Firms in supporting industries in dire need of skilled workers
Firms in supporting industries in Vietnam are in desperate need of high-qualified and skilled workers in addition to solutions regarding capital and raw materials.
Staff at MBT Electrical Equipment JSC (Photo: VNA)
Le Lam, Deputy General Director of the MBT Electrical Equipment JSC in Hanoi's Dan Phuong district, said his company faced many difficulties in the past two years due to the impact of the COVID-19 pandemic and disruption of the global supply chain, resulting in sharp declines in orders and revenue.
The company, which specialises in manufacturing transformers and medium-voltage cabinets, had been coping with dependence on imported raw materials as the quality of domestic products has failed to meet demand. Lam said his firm had also encountered difficulties in recruiting human resources to meet the requirements of its factory.
“We seek intermediate-level welding workers all year round, but could only recruit a few," Lam told Viet Nam News.
Although the market was facing difficulties, in the future, if exports increased, his firm would need abundant human resources. Therefore, Lam suggested the authorities draw up effective training policies for supporting industries.
Nguyen Hong Phong, Managing Director of the An Mi Tools Co in the capital city agreed. He said his company which is involved in manufacturing high-precision products and mechanical components for enterprises in automobiles, motorcycles, aviation, space and moulds needed to recruit workers in the cutting and processing industries throughout the year.
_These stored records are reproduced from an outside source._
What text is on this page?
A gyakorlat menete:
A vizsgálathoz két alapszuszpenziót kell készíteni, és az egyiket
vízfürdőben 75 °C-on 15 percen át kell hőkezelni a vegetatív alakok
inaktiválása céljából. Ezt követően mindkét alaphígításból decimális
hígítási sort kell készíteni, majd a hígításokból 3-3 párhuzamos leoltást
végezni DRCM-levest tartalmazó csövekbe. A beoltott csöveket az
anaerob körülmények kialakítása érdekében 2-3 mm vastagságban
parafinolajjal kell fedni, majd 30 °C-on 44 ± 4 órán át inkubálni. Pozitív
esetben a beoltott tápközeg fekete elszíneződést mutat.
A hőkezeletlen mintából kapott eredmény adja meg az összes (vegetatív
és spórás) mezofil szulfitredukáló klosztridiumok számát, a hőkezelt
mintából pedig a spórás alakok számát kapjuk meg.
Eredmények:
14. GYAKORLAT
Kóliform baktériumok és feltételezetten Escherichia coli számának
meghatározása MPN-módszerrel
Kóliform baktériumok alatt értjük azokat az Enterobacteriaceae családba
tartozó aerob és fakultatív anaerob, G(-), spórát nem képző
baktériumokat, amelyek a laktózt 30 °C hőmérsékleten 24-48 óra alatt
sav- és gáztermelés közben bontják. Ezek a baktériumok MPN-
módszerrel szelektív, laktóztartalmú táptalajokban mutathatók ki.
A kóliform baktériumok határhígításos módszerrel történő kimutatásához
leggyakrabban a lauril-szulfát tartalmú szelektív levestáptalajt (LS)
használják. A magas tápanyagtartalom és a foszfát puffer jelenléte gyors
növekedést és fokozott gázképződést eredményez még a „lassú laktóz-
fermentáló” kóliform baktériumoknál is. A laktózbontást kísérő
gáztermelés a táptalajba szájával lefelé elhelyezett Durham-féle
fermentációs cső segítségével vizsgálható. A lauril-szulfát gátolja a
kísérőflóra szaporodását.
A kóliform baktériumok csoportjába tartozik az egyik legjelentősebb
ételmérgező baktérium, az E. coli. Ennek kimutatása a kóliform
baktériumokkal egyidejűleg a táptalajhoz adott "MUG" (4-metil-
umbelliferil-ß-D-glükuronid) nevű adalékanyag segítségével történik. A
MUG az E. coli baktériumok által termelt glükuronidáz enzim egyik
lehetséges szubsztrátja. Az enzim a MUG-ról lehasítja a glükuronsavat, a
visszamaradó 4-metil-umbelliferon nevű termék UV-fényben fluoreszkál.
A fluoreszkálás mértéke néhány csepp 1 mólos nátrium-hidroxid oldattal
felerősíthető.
However, personnel recruitment had caused his firm headaches because it was difficult for the local workforce to meet the recruitment demand of his company.
"Currently, we need to recruit between 30 and 50 new employees annually. But we can only meet about 30-40% of our goal," Phong told Viet Nam News.
Furthermore, businesses had to spend a lot of time retraining recruited workers from the concept of operations in production to expertise as most of them lacked the necessary skills, he said.
“This is costly and time-consuming as it takes six months for workers to master their work, one year to have related skills and experience and they can be able to work independently only after two years,” he said.
Meanwhile, his firm has failed to collaborate continuously with educational facilities to train students or recruited workers.
According to Pham Xuan Khanh, Rector of the College of High Technology (HHT), HHT has established relationships with large enterprises in Vietnam and in the world and they are willing to cooperate with HHT to build the training centres.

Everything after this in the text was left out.